A decisão responde a Ação Civil Pública ajuizada pelo Ministério Público Federal contra a Marinha, que se pronunciou de forma ofensiva contra João Cândido ao se manifestar quanto à sua inserção no rol dos Herois da Pátria. Além de solicitar que ela seja impedida de voltar a atacar e memória do “Almirante Negro” e dos demais participantes da Revolta da Chibata, o MPF defendeu sua ao pagamento de indenização por dano moral coletivo no valor de R$ 5.000.000,00. O juiz concedeu o pedido, mas fixou a indenização em R$ 200.000,00.

De acordo com o texto da decisão judicial, em manifestação oficial à Comissão de Cultura da Câmara dos Deputados, com relação ao Projeto de Lei nº4.046/2021, que propõe a inscrição de João Cândido no Livro de Heróis e Heroínas da Pátria, o Comandante da Marinha “classificou a Revolta da Chibata como ‘deplorável página da história nacional’, descreveu os marinheiros como ‘abjetos’ e caracterizou a conduta de João Cândido como ‘reprovável exemplo’.

Em sua defesa, a Marinha alegou direito à “liberdade de expressão”. Na decisão, entretanto, o Juiz Federal citou o ministro Alexandre de Moraes, do Supremo Tribunal Federal: “não há liberdade de expressão quando o seu exercício puder resultar no próprio extermínio da liberdade de expressão. […] ‘O Estado não pode tolerar, sem negar-se a si próprio, a atividade dos que, valendo-se das liberdades que ele assegura, queiram terminar com a própria liberdade’ […]”. Para o magistrado, “Esse raciocínio, aplicado ao caso concreto, revela que a linguagem estigmatizante empregada pela Marinha do Brasil não encontra qualquer amparo na ordem constitucional vigente.”

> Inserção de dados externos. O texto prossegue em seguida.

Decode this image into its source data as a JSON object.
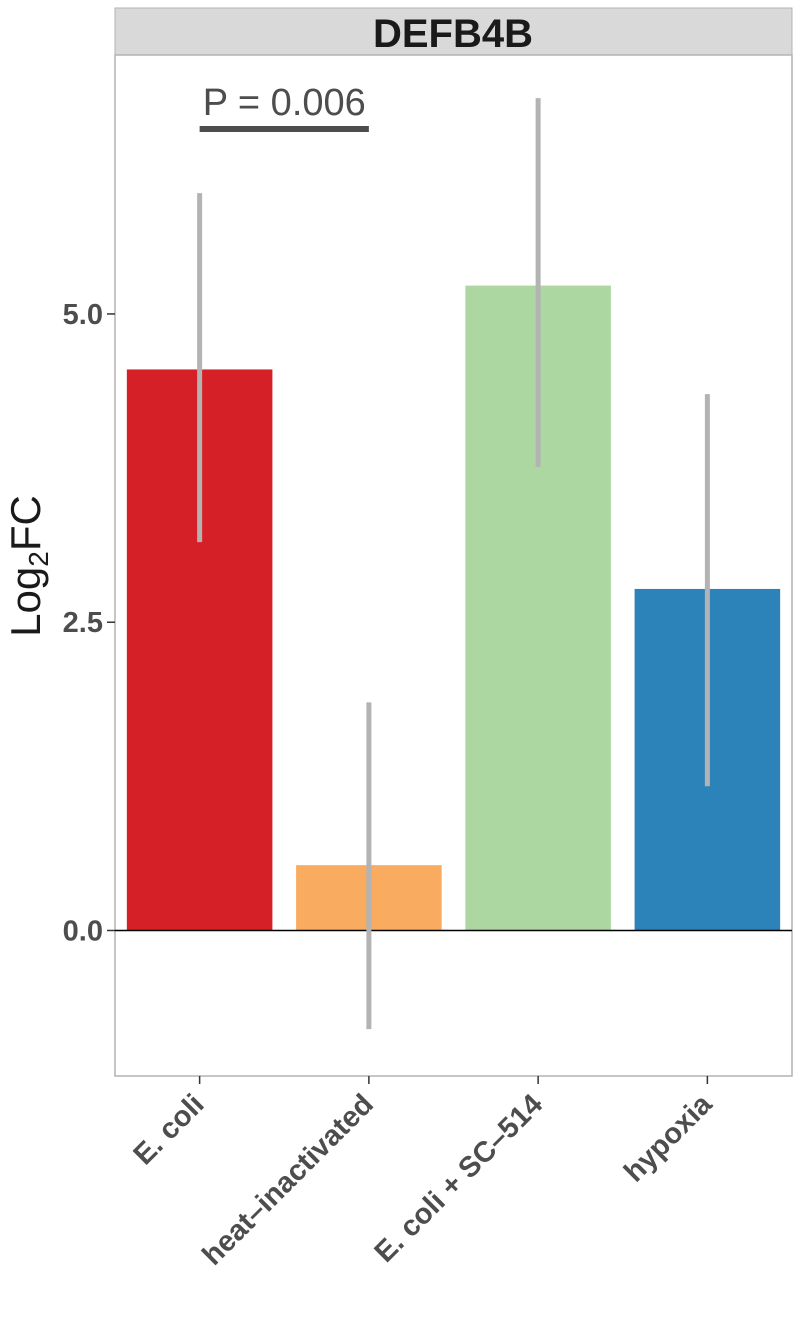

Mario Victor Braga Pereira Francisco de Souza conclui: “O uso de termos como ‘abjetos’ para qualificar os marinheiros negros que se opuseram à tortura institucionalizada representa exatamente esse tipo de conteúdo que, pela sua profunda carga discriminatória e revitimizadora, situa-se fora do espectro de proteção constitucional da liberdade de expressão.”

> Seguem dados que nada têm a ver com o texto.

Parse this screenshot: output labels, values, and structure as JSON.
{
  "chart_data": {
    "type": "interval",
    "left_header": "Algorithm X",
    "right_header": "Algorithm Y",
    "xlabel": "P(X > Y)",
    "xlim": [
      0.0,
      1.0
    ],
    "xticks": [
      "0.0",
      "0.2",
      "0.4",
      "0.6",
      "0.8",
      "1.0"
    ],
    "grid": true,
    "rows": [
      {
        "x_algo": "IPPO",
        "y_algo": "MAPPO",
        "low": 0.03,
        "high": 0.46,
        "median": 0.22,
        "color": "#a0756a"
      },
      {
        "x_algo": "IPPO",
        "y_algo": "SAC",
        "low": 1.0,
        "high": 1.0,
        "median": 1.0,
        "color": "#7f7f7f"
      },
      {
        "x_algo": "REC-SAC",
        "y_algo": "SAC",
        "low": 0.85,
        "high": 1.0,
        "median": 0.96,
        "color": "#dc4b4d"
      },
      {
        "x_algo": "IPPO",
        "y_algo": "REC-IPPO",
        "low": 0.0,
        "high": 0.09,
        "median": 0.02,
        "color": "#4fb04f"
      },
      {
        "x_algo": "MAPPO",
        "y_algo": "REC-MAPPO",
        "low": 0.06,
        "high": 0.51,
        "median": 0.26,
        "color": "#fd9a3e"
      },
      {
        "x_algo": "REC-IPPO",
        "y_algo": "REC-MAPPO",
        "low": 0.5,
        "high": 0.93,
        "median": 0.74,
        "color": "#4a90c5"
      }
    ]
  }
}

Mas o Juiz vai além, e destaco três trechos mais adiante:

“O emprego do vocábulo ‘abjetos’ para qualificar os marinheiros participantes da Revolta da Chibata —homens pretos e pardos que se levantaram contra práticas de tortura física institucionalizada— configura, em sua plenitude dogmática, uma exteriorização de ódio público em razão da identidade racial e da condição social dos anistiados, cometida por meio de canais oficiais de um órgão do Estado. Tal conduta situa-se no exato centro da categoria de discurso de ódio institucional que a ordem constitucional proíbe.”
(…)
“… a Revolta da Chibata foi protagonizada, em sua esmagadora maioria, por marinheiros pretos e pardos, submetidos a um regime disciplinar que perpetuava, sob forma de ‘chibatadas’, a violência física que havia marcado a experiência da escravidão. O vocábulo ‘abjetos’, quando dirigido a esses marinheiros por um órgão do Estado, em correspondência oficial, não é um adjetivo neutro; ao revés, ele carrega consigo séculos de sedimentação semântica que associam, no imaginário racista, a negritude a características morais negativas como a torpeza, a desumanidade e a baixeza. Assim sendo, examinar essa manifestação sem considerar sua carga racial seria cometer o equívoco hermenêutico que o Protocolo do CNJ precisamente visa a corrigir.”
(…)
“A linguagem adotada pela Marinha do Brasil — ao qualificar os marinheiros anistiados como ‘abjetos’ — não constitui mero exercício historiográfico; mas, sim, a perpetuação, por via de ato de Estado, de uma narrativa de inferiorização e de negação de humanidade que é, em sua própria estrutura, uma manifestação de racismo institucional em sua dimensão social. O Estado que anuncia ter concedido anistia por reconhecer os valores de justiça e igualdade dos revoltosos e, em seguida, por meio de seus órgãos, os qualifica como abjetos, está atuando, objetivamente, como agente de perpetuação do racismo estrutural que o próprio ordenamento constitucional lhe ordena combater.”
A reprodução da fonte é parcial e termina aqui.